This weekend I got a call from one of my clients. Her computer was broken and would not boot up. I took a drive over (yes, I do make house calls) and looked the machine over.
After turning the machine on it would try to boot into Windows XP, flash a blue screen and reboot. Using a cell phone camera I grabbed a picture of the blue screen in the nano-second of which it remained on screen.
The error message pointed me in the direction of a hard disk failure so she sent her son out to buy a new hard drive. I asked her for her XP disk so I could boot up the recovery console but this was an HP machine and you know what that means.
All of the recovery data is on the hard disk in a hidden partition and on seven CD-ROMs. There is no XP install disk. The XP recovery console is designed to load from the hard drive, which is currently out of my reach.
I loaded up Knoppix intending to download an XP recovery CD or floppies but her computer used a USB wi-fi adapter, something that Linux requires you to use ndiswrapper with to work.
I drove home (should have brought the computer with me) and spent a few hours making some recovery floppies (every third floppy I used was good). Once I had my XP recovery floppies all made I drove back. I put the first floppy in and wham, I/O error. Yeah, the floppies failed.
All the copies of XP I have at home are OEM disks. This means that if I took a Gateway OEM XP disk and put it in the HP machine it would start to boot and then send me an error message telling me that I can not use the disk in a non-Gateway machine. Yeah, the original machine I got that OEM disk with is now dead but I can not re-use the software in another computer.
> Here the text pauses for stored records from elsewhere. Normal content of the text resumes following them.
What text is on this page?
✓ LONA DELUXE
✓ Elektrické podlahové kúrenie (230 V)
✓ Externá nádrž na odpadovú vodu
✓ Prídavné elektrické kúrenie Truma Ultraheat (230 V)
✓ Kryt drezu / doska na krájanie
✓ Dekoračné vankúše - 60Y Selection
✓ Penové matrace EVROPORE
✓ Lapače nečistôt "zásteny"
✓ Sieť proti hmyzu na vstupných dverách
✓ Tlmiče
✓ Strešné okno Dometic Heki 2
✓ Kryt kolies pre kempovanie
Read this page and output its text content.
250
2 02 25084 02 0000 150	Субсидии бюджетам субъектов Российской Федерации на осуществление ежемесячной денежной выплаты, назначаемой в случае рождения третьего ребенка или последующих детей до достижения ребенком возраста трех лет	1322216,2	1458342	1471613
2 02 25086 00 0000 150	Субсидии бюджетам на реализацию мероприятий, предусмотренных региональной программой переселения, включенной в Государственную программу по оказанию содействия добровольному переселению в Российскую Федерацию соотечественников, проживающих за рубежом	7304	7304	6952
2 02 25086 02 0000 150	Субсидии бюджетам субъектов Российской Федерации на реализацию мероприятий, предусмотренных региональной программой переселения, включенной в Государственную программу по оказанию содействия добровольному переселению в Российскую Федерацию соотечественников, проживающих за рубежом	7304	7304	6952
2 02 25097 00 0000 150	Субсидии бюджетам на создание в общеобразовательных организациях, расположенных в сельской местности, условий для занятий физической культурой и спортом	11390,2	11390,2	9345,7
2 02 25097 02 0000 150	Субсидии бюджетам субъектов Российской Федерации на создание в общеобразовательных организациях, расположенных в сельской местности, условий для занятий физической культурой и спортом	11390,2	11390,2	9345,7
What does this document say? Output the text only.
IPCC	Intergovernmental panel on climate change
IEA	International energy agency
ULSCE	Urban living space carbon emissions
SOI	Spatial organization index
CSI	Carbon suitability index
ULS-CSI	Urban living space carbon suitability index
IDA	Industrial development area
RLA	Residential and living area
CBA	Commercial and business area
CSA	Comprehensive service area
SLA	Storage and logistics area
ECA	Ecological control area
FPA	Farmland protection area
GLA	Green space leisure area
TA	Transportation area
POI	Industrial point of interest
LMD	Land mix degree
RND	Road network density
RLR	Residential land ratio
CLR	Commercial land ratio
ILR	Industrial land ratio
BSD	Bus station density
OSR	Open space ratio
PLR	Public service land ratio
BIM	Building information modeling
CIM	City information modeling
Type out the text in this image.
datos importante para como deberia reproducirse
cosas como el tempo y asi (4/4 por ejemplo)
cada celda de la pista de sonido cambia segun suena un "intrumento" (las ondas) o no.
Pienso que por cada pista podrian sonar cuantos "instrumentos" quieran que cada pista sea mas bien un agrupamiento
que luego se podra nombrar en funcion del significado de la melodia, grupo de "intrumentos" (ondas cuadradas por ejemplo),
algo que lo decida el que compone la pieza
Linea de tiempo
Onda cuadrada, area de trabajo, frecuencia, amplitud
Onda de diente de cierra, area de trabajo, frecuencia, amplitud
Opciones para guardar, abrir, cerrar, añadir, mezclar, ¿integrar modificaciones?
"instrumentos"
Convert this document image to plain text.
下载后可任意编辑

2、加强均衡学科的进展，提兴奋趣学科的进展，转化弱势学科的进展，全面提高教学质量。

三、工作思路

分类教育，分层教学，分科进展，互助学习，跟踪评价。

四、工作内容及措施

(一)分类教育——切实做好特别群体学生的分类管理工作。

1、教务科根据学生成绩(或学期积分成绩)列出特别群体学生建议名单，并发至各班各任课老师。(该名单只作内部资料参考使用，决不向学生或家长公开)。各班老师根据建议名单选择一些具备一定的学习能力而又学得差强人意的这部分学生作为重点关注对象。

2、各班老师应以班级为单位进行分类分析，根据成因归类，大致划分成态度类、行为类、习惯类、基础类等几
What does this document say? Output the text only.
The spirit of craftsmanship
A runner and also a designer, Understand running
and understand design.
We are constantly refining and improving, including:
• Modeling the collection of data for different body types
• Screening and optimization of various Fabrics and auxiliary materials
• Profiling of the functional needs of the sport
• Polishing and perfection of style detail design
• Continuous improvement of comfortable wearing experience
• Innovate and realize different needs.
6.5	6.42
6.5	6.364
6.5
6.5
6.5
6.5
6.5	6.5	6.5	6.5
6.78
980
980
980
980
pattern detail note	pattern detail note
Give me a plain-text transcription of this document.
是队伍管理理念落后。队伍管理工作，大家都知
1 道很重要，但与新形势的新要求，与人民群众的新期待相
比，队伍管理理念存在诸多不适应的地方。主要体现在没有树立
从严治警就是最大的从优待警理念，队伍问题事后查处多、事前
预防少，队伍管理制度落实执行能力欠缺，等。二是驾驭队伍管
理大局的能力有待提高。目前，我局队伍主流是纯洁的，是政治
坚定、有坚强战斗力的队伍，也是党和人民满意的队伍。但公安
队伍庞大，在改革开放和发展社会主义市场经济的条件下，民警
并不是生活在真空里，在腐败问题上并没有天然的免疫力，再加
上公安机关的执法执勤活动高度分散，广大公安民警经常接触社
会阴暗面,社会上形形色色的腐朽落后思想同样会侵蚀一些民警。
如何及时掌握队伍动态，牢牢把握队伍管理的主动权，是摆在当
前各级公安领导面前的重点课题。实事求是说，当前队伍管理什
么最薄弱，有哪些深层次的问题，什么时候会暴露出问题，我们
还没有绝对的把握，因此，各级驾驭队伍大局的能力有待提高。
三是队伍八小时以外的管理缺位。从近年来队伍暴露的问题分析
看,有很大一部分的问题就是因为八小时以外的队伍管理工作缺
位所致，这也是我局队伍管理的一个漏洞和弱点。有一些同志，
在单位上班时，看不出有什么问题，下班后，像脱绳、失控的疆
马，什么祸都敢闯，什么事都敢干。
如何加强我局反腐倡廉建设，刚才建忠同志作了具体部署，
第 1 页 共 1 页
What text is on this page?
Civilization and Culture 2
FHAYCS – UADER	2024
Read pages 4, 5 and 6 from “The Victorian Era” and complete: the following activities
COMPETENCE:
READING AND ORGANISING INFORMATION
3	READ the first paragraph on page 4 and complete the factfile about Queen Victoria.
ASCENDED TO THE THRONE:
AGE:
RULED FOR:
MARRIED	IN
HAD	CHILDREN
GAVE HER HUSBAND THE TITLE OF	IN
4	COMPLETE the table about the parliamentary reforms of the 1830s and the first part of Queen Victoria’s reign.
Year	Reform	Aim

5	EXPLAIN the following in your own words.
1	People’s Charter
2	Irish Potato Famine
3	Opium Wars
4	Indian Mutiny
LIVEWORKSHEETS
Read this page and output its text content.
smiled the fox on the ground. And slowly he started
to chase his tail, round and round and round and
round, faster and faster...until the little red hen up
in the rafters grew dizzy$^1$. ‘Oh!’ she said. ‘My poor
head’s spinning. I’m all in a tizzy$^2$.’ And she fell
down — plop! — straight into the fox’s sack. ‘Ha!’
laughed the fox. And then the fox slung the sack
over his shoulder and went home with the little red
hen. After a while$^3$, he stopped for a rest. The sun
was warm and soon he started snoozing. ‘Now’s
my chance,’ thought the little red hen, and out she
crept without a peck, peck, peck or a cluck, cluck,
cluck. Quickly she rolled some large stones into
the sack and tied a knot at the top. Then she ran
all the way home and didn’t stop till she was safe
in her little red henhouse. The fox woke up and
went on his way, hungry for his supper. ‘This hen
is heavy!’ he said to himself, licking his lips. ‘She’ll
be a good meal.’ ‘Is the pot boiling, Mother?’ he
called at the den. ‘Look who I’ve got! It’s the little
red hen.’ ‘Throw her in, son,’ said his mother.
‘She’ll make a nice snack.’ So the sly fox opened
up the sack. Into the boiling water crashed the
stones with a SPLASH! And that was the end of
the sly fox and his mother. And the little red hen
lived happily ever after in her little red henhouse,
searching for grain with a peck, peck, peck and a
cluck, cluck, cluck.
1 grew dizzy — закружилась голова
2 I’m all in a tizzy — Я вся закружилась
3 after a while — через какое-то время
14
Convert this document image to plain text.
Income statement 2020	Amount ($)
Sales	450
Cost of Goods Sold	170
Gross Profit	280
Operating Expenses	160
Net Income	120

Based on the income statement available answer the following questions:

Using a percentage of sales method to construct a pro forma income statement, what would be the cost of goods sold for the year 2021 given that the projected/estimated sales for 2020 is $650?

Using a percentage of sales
We now had a 160GB hard drive to put in her machine to replace the flaky one that I still could not access. According to the box it came with some disk tools including a disk cloning tool. The instruction manual said I could boot from the CD if the machine did not have Windows installed so I did, and failed.
Every application I tried to run from the hard drive's bootable CD told me I needed Windows to run it. WTF? The software on the CD should be OS independent!
Having had enough of this I packed up the computer and took it home to work on (which I should have done from the start). When I got home I put the bad drive into my one XP machine (my newer machines do not have IDE) and turned it on. After running scandisk and fixing a bunch of errors and marking other sectors as bad I had the drive in a bootable state.
I put the drive back into her machine and it came right up. I loaded the drive cloning software and moved all 45GB of data onto the new drive. Several hours later everything was copied and the machine was fixed.
What really had me mad is that I knew exactly what programs I needed to get the machine working and the XP recovery console would have fixed the problems and gotten me to a point where I could copy the old files to the new drive. The problem was that all those OEM disks either did not have the recovery console because they were of the "idiot disk" type or they were vender-locked. That is why I hate OEM disks.